Title: The Talk
Author: Darrin Bell
Year published: 2023
Category: YA nonfiction (graphic novel)
Pages: 352 pages
Rating: 4.5 out of 5
Location: (my 2023 Google Reading map): USA
Summary: Darrin Bell was six years old when his mother told him he couldn’t have a realistic water gun. She said she feared for his safety, that police tend to think of little Black boys as older and less innocent than they really are.
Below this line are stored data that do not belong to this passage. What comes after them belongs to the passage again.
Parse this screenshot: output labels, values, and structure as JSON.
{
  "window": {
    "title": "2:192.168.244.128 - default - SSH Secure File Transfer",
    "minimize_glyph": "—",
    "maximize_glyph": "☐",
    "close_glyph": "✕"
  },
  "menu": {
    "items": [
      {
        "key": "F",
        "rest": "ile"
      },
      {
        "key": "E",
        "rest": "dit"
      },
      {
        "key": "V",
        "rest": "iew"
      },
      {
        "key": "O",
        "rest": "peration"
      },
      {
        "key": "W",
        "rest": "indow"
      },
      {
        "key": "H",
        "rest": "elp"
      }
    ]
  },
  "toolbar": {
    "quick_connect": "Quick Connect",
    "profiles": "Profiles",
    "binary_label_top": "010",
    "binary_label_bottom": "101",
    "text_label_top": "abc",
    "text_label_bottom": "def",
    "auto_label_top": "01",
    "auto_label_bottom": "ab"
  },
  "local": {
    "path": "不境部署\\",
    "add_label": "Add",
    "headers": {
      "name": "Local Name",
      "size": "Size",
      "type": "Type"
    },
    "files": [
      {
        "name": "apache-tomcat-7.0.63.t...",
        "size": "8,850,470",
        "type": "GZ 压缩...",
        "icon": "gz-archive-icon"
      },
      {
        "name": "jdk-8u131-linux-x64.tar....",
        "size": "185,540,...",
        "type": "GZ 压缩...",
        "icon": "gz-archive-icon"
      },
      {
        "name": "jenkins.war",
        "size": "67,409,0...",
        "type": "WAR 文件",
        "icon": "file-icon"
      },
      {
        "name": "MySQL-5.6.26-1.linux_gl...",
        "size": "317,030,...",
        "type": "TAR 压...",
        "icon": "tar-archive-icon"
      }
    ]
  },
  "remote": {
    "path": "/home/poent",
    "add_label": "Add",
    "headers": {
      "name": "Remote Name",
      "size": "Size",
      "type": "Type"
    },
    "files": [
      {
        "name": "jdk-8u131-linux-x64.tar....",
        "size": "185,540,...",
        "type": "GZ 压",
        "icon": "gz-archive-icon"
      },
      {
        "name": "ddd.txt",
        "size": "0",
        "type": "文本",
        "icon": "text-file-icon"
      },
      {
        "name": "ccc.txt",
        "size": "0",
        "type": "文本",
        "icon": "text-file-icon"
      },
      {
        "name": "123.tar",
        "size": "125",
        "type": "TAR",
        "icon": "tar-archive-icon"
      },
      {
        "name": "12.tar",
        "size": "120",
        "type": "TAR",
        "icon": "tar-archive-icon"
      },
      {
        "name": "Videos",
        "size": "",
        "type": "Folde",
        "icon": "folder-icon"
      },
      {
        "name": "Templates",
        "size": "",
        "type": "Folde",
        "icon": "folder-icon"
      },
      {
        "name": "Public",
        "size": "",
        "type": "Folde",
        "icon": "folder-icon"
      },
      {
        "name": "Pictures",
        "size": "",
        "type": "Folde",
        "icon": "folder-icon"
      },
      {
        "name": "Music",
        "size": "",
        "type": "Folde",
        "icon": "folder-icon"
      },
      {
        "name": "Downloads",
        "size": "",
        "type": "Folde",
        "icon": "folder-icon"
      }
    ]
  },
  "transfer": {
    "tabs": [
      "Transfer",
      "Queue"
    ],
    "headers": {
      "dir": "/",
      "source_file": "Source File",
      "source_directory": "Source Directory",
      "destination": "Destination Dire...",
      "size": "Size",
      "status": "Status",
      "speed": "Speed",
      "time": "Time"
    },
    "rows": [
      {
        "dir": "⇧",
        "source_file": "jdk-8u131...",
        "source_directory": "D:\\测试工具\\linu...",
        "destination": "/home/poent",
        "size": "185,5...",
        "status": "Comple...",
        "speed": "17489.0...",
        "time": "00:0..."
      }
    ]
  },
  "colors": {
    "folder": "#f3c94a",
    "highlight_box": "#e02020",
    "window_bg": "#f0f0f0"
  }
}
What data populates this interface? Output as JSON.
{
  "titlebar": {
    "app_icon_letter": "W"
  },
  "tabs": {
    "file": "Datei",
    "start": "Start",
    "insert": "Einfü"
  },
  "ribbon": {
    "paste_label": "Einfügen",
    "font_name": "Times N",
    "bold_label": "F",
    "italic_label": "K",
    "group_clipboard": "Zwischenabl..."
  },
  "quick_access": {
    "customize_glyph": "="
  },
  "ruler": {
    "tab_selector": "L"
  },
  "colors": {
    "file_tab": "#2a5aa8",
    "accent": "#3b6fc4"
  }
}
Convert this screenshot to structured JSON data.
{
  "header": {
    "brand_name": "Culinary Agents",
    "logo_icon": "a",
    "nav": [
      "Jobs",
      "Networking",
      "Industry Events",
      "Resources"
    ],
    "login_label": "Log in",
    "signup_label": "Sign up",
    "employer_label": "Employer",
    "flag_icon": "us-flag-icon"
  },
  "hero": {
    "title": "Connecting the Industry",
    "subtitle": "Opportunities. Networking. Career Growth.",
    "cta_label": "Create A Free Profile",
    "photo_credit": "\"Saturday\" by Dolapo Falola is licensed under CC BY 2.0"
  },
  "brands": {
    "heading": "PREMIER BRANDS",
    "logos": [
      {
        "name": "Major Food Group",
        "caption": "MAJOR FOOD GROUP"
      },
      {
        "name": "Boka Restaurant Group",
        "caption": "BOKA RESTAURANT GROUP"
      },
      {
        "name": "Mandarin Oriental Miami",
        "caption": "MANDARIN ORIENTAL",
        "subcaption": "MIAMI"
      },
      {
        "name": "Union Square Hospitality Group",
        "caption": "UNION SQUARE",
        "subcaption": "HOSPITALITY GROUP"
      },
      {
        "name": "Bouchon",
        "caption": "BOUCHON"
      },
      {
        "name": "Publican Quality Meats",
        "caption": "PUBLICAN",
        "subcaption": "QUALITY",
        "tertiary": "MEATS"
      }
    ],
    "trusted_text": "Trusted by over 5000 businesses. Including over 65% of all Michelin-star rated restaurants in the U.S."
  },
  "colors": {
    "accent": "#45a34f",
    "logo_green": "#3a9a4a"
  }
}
Through evocative illustrations and sharp humor, Bell examines how The Talk shaped intimate and public moments from childhood to adulthood. While coming of age in Los Angeles―and finding a voice through cartooning―Bell becomes painfully aware of being regarded as dangerous by white teachers, neighbors, and police officers and thus of his mortality. Drawing attention to the brutal murders of African Americans and showcasing revealing insights and cartoons along the way, he brings us up to the moment of reckoning when people took to the streets protesting the murders of George Floyd and Breonna Taylor. And now Bell must decide whether he and his own six-year-old son are ready to have The Talk.
Review: I thought this graphic novel won the Pulitzer Prize, but it turns out the author won a Pulitzer for his editorial cartoons. I've heard really good things about this book so looked forward to reading it.
This graphic novel is good. It's important. It's timely. It's one well worth reading.
Bell covers a lot of ground, from his childhood playing with a water gun (yes, there is a run-in with the police), to bullying at school, to racism, to dating, to his cartooning (I had no idea he was so successful in the news media realm), and to the present as a father who has to have "the talk" with his own kids. This graphic novel shows one man's experience navigating being Black in America.